I feel like a place is home when curtains are hung. It softens any room. Since we move frequently, I take yards of fabric, trim the edges and hang them on basic curtain rings. Easy, cheap and fits various windows.

Hope your pregnancy is easy!
Amanda

Anonymous said...

I'm sure once you have your lovely family over, grass in your yard, a concrete driveway, and a big swimming pool your house will feel like home.

Kristen said...

I like how Susie said it - a house becomes a home when you LIVE in it. Create memories as well as marks.

Unknown said...

I think it becomes home faster when you all spend time together in it praying, laughing, working, etc. And it always helps me to have some pics up on the wall...

angela | the painted house said...

Home is when cooking dinner is second nature...I can compose my latest blog post, chat with my husband, give math problems to my son, or sing along to the music playing without giving a second thought to where my pots are, where the rice is in the pantry, where my spoons are. I just know from habit and can do it almost mechanically--in a comfortable kind of way.

Home is habit, comfort, predictability with the people you love most.

Anonymous said...

Hi, Kimba! There you are and how nice of you to hold down the fort for this little sick as any animal one!

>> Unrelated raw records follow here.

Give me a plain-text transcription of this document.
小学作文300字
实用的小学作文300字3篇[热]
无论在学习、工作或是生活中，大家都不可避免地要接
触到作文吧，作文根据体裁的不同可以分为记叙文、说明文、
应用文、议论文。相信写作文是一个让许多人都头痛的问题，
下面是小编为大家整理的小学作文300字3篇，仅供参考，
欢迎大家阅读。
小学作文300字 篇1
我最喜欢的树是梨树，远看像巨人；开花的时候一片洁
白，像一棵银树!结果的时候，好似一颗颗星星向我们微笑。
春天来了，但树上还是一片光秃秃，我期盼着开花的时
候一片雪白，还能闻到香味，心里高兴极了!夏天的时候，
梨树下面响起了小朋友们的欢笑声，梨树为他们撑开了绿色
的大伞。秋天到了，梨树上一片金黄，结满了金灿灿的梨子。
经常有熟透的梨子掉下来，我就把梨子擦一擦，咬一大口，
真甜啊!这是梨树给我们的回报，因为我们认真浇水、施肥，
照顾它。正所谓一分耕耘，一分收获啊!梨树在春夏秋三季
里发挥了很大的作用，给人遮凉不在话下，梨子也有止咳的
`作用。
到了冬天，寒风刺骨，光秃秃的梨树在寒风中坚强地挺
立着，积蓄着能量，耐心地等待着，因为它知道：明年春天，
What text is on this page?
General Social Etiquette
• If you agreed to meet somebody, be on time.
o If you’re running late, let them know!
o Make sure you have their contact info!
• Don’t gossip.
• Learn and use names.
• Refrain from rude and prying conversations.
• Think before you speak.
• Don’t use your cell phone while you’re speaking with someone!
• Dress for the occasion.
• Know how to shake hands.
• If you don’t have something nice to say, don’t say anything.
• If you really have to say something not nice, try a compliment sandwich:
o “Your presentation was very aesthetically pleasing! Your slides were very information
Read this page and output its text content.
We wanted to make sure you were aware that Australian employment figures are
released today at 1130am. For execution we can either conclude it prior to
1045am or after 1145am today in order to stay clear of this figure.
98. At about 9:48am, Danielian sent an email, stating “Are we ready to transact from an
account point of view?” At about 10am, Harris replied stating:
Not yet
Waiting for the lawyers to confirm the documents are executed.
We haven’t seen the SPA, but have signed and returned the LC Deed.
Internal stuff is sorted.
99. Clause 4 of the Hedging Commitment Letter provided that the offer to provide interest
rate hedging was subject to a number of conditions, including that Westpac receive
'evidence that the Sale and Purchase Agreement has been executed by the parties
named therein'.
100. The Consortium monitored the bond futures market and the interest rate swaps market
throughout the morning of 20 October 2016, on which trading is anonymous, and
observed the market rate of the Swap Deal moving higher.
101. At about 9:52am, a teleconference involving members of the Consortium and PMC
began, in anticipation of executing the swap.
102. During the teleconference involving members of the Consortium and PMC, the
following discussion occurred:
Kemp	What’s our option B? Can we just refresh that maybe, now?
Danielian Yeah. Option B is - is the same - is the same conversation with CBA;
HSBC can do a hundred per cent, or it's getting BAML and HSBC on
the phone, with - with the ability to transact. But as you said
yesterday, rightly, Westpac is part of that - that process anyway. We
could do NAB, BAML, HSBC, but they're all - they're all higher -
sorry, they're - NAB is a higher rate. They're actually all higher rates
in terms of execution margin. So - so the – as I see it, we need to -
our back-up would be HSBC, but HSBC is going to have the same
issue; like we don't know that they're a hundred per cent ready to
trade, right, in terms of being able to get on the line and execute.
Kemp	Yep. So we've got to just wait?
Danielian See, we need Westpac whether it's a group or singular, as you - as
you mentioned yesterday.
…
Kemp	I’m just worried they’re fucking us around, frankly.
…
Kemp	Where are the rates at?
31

You know, I don't think the house is really what makes the feeling! I love my 'house' but it is home because I have my family with me. Well, my children are both married and live far from us, but it's the comfortable feeling we have knowing that God put us here and we're so blessed! Hallelujah!
Be a sweetie,
Shelia ;)

The Beauty Bargainista said...

Hey Kimba! So good to see you here! :) I definatly think making a house a home is about creating memories there that you will remember forever! :)

Kristi said...

This may sound cliche' or redundant....and I know I've heard a quote, but can't remember how it goes, but I think it's simply Love that makes a "house" a home.